15 Avril 2015 , Rédigé par NPA 27

L’État de non-droit

La loi sur le renseignement censée lutter contre le terrorisme supprime une bonne partie de nos droits. Le droit au respect de la vie privée d’abord. En effet, elle autorisera, à partir de suspicion, une surveillance de masse de toutes nos données téléphoniques et informatiques qui seront ensuite conservées dans des « boîtes noires » et traitées techniquement pour déterminer selon nos comportements si nous sommes suspect. Dans ce cas, notre identité sera communiquée à l’exécutif.


Le droit de s’opposer ensuite. Cette loi étend le champ des activités de renseignement afin de « prévenir des violences collectives de nature à porter gravement atteinte à la paix publique ». En ligne de mire, elle vise nos mobilisations dans les rues, les ZAD ou les banlieues... Suspicion de culpabilité au lieu de présomption d’innocence, et demain, présomption de dangerosité ?
Le second objectif de cette loi serait « la légalisation des pratiques des différentes agences de renseignement ». Des pratiques hier occultes devenues aujourd’hui légales (!) seront renforcées par la possibilité de géolocaliser n’importe quand, n’importe qui, par la capture d’images et la sonorisation dans les domiciles et les voitures...
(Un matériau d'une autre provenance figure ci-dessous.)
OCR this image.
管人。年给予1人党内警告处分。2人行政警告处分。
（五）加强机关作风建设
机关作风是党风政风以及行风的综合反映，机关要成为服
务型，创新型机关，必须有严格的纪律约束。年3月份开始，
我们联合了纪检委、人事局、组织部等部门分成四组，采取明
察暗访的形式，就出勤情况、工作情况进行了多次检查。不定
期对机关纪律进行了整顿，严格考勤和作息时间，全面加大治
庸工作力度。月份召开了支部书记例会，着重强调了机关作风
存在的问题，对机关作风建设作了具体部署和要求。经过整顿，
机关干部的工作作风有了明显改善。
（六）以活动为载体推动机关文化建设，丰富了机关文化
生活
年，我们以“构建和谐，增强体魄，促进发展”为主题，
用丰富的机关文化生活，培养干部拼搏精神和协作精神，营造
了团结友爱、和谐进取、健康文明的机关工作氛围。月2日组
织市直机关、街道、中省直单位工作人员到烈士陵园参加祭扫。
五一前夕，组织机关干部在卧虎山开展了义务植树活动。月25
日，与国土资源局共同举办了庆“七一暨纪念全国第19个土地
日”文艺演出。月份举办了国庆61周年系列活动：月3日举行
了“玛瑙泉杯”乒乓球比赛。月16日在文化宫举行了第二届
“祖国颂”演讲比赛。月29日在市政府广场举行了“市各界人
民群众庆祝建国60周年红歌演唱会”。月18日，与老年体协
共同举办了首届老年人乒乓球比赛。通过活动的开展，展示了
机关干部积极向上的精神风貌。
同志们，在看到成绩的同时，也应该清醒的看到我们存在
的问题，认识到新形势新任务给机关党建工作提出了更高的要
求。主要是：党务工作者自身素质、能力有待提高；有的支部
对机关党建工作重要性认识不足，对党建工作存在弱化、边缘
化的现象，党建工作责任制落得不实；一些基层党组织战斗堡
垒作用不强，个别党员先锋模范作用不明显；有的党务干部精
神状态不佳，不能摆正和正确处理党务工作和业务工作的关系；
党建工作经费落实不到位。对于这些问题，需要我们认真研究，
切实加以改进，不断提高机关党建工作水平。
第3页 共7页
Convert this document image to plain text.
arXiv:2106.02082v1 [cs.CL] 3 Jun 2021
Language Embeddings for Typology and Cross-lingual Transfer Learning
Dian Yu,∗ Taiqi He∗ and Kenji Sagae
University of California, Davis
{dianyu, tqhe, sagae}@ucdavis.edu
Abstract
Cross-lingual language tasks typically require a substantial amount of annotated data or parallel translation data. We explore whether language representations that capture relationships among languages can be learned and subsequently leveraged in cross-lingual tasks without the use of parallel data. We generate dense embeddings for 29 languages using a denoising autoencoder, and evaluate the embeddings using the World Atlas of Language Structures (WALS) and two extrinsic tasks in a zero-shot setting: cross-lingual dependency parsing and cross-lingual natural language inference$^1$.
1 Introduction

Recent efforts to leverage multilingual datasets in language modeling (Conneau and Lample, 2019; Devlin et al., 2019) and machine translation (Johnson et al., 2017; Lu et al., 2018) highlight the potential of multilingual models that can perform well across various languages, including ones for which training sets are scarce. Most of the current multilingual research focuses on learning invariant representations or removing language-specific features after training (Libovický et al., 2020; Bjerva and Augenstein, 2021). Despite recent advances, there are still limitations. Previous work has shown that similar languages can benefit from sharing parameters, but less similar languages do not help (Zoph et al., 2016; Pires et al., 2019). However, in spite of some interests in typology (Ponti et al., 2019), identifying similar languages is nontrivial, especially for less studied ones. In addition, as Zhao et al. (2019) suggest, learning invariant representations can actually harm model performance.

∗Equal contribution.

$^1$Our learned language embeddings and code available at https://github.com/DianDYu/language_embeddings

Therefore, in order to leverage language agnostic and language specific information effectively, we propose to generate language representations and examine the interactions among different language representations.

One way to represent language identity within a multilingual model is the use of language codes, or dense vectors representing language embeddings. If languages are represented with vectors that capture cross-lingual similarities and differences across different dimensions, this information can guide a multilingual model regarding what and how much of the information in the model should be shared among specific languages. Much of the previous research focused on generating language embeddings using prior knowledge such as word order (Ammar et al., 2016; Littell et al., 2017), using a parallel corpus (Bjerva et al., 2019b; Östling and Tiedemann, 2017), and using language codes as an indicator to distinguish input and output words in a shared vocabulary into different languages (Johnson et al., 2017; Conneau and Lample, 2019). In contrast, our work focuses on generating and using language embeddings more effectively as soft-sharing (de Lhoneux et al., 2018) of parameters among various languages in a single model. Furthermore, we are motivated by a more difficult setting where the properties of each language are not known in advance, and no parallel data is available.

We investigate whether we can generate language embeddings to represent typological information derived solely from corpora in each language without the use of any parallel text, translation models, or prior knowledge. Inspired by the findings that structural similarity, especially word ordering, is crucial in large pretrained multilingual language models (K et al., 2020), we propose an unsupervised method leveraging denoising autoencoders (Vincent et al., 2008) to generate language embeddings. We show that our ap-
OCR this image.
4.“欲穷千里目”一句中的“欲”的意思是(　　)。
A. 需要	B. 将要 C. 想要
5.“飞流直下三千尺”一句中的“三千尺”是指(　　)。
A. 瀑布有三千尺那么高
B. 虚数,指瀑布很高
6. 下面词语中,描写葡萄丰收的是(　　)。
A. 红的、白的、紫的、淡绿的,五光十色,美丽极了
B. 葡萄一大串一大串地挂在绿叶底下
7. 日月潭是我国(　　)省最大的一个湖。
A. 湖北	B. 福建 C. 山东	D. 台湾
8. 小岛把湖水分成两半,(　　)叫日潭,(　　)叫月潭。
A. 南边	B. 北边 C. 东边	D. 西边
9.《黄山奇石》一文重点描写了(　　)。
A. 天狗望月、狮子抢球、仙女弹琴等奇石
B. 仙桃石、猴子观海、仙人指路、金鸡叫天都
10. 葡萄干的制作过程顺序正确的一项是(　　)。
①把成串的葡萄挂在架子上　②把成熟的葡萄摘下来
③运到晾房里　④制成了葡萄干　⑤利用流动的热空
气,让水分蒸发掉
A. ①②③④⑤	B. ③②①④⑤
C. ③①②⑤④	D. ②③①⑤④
Tout cela sans que jamais l’institution judiciaire n’ait été saisie, ce qui signifie qu’aucun recours n’est possible pour les victimes, ni aucun contre-pouvoir. Car c’est désormais Valls qui aura le contrôle du processus d’approbation des demandes de renseignement faites par les agences. Nouvellement créée, la commission nationale de contrôle des techniques de renseignement est censée assurer un vernis démocratique aux décisions ministérielles, mais en fait elle ne pourra que donner un avis consultatif !
Adoptée en procédure d’urgence sans débat ni public ni parlementaire, cette loi concentre des pouvoirs exorbitants sur l’exécutif, bâillonne le judiciaire dans sa mission de garant des libertés, et signe une remise en cause drastique d’un État de droit déjà défaillant.


Nous ne nous laisserons pas dépouiller de nos droits, nous ne laisserons pas criminaliser celles et ceux qui résistent. Avec des syndicats, les associations de défense des droits, et toutes celles et ceux qui le voudront, nous continuerons à tout faire pour que cette loi liberticide ne soit pas adoptée, et si elle l’est, à se battre pour son abrogation.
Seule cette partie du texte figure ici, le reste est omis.